An asteroid is set to speed by Earth this fall, which is exactly what NASA’s Planetary Defense Coordination Office is equipped to handle.
The flyby isn’t putting anyone in danger. Rather, it’s an opportunity to test the agency’s planetary defense systems in the event of an actual asteroid threat.
Asteroid 2012 TC4’s brief swing by Earth on October 12 isn’t expected to get anywhere closer than 4,200 miles (6,800 kilometers) to Earth’s surface. The space rock is considered small by asteroid standards, at about 30 to 100 feet in size.
But while scientists know 2012 TC4 won’t impact Earth, they don’t know much else about the asteroid’s trajectory. NASA tracked the asteroid for seven days after discovering it in October 2012, but that was the last time they saw 2012 TC4. In the past five years, it’s been too far away.
That’s what makes this flyby ideal for giving NASA’s asteroid technology a test run.
“This is the perfect target for such an exercise because while we know the orbit of 2012 TC4 well enough to be absolutely certain it will not impact Earth, we haven’t established its exact path just yet,” Paul Chodas, manager of NASA’s Center for Near-Earth Object Studies, said in a news release. “It will be incumbent upon the observatories to get a fix on the asteroid as it approaches, and work together to obtain follow-up observations (that) make more refined asteroid orbit determinations possible.”
Michael Kelley, the lead scientist at NASA Headquarters for the TC4 observation campaign, said in the release that the flyby will test the worldwide asteroid detection and tracking network. That network includes more than a dozen observatories, universities and labs around the world.
NASA detects about 1,500 near-Earth objects a year. Small asteroids such as 2012 TC4 pass between us and the moon several times a month.
The NASA office finds and tracks these objects and figures out how to either deflect an object heading toward Earth or mitigate the effects of an unavoidable impact.

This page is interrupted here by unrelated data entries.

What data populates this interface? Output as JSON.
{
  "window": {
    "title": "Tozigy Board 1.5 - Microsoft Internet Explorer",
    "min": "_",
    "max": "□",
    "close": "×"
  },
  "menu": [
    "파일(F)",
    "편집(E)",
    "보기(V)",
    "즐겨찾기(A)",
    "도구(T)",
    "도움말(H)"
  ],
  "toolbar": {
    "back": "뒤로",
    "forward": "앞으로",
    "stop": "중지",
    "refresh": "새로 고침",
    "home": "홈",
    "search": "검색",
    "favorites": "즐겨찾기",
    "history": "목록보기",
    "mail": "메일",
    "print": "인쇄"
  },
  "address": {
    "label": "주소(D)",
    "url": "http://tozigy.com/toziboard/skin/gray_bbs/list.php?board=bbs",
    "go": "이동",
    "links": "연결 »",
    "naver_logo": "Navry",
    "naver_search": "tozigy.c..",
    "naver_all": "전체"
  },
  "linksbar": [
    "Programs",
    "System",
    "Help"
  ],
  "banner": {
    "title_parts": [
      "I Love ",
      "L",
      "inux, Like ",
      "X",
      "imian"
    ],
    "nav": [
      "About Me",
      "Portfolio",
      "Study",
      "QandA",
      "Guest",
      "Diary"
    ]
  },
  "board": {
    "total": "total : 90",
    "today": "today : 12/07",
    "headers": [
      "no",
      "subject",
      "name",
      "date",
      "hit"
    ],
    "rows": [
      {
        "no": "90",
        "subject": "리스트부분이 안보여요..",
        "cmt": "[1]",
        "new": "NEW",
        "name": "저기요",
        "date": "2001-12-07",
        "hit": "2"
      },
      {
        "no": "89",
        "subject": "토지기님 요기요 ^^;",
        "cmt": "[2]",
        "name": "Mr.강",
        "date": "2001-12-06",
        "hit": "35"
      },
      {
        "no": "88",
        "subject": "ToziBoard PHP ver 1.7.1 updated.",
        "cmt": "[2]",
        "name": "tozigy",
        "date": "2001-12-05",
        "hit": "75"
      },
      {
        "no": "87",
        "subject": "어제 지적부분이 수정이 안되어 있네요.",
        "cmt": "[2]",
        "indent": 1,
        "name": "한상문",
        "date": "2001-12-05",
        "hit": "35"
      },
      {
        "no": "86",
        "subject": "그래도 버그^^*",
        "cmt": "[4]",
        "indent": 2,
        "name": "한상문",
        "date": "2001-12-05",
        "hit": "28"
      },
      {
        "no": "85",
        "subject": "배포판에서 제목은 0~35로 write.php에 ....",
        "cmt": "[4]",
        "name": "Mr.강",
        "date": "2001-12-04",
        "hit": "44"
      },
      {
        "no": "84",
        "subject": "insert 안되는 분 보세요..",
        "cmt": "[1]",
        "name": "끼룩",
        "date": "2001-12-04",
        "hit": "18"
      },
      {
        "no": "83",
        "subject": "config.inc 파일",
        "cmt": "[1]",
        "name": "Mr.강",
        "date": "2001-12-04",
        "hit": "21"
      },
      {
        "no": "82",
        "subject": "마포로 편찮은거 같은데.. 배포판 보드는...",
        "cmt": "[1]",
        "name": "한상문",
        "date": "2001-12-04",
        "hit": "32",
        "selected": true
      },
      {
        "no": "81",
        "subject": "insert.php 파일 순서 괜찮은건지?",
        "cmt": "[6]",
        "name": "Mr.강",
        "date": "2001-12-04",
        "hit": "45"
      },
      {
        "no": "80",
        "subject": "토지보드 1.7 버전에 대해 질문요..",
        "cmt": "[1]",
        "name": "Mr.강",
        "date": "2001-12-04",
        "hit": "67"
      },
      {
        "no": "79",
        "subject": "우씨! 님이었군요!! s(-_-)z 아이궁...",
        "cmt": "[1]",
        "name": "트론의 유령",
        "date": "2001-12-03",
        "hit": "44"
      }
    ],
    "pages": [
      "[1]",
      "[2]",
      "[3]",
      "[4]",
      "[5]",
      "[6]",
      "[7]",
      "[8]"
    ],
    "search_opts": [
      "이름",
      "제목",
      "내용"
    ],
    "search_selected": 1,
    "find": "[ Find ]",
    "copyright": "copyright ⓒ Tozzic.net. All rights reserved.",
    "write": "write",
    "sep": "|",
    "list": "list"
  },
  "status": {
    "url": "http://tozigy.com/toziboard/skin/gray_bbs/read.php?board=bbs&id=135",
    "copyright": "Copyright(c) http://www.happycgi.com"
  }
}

NASA is researching different techniques for keeping asteroids from reaching the planet, such as hitting asteroids with an object to slow them or changing the gravitational pull by putting another large mass nearby. It isn’t possible to shoot down an asteroid, so if worse comes to worst, NASA would work with FEMA to plan an emergency response similar to how the government handles hurricanes or earthquakes.
Luckily, Earth isn’t at significant risk of getting hit by any known asteroid for at least 100 years.